1. Think about what the others are saying or doing.
2. Think about how you are feeling.
3. Ask yourself "are my friends trying to persuade me to do something?"
4. Decide if you want to be influenced (consider consequences).
5. Act on your decision.
Definition: Peer pressure occurs when your peers are trying to influence your decisions or behavior.
Rationale: Your decisions should be thoughtful choices that consider potential outcomes, long and short term needs and goals, and are rational. While it is OK to listen to input from a variety of sources including peers, it is not OK to feel pressure to conform to the wishes of someone else. Anytime coercion, manipulation, or undue pressure are involved, utilize the skill steps to help make your own good choices.
• Provide situations in which one or more people are pressuring another person. From these situations, have the students arrive at a definition of peer pressure through deductive reasoning.

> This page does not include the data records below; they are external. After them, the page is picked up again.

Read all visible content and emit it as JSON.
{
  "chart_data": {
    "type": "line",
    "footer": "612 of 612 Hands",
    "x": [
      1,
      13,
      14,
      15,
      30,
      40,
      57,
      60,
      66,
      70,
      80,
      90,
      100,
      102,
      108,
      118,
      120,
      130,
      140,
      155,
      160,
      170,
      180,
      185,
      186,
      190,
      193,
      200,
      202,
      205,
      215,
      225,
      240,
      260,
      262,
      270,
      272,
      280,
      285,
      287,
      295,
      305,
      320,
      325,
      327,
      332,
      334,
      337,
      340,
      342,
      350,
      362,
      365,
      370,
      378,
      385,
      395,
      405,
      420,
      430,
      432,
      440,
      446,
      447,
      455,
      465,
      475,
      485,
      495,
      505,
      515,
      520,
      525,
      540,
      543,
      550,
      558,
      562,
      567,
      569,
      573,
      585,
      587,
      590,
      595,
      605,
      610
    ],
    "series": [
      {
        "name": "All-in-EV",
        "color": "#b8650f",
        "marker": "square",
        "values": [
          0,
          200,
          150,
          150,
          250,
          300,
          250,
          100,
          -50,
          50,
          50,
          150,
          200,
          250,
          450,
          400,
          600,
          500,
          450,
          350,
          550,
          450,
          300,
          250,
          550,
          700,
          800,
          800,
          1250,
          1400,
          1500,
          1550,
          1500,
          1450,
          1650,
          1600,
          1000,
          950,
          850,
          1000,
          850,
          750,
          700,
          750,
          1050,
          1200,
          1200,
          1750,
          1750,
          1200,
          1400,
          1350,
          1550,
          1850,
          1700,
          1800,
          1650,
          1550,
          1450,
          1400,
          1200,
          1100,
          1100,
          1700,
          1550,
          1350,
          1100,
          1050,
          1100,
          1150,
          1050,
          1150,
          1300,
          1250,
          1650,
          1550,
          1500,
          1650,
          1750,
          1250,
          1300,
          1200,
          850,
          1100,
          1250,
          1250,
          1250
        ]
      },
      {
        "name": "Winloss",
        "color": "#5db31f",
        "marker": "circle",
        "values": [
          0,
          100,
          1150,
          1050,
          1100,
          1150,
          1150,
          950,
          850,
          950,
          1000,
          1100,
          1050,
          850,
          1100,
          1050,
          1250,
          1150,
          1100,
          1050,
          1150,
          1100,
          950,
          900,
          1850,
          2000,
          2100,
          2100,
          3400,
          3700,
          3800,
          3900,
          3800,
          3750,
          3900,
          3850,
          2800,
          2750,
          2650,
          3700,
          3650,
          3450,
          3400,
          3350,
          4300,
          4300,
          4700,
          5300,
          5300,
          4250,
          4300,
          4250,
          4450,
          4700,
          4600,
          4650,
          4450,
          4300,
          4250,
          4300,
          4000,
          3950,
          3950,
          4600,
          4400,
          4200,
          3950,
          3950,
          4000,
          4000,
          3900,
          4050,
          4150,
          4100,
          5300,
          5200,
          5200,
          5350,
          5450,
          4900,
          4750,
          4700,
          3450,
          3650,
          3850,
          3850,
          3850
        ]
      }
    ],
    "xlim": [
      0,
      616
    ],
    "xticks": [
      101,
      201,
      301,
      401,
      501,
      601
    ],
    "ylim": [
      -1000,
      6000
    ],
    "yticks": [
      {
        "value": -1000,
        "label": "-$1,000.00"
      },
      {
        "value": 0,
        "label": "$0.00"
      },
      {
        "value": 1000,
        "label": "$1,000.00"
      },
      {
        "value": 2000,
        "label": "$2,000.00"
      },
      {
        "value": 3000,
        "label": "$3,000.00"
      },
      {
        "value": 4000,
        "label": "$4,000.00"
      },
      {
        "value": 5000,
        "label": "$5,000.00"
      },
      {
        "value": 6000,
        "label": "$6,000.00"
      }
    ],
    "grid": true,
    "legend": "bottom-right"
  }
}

• Brainstorm a list of situations in which students receive peer pressure.
• Have a discussion in which students suggest ways of saying "no" to various types of peer pressure.
• Have students identify times when peer pressure may be beneficial.
Model/Role-play with Feedback
• Students are asked to watch or find television or magazine advertisements which show children their own age. Students are to identify how peer pressure is shown (words, actions, dress, etc.) and what the purpose of the ad is. Students also identify whether they view the message as beneficial or detrimental.
• Students are asked to keep track of any incident in which they experience any form of peer pressure over an assigned interval (2 days for example). Students give self report to class in small groups.
Role play situations:
• Your friend wants you to try his alcoholic beverage.
• Your friends want to egg someone's house and car.
• Your friend wants you to steal a magazine.
• Your friend wants you to sneak out and meet him after curfew.
• Your brother wants you to take money from your mother's wallet to order a pizza.
• Your friend asks you to skip school and ride in his new car.
• A friend wants you to take someone's lunch money for him.
• Your neighbor overpays you for a lawn job and forgets to ask for the extra back; your friends want you to keep it.
• Your friends try to talk you into using your house for a party when your parents are out of town.
• A group of kids want you to come to a party with no adult supervision which is against your family rules.
Application with Feedback
• Half of the class are assigned to be "observers" and the other half, "skill users". On the first day, if an observer sees a skill user experiencing a form of peer pressure, he verifies it with the student. Roles are reversed the following day.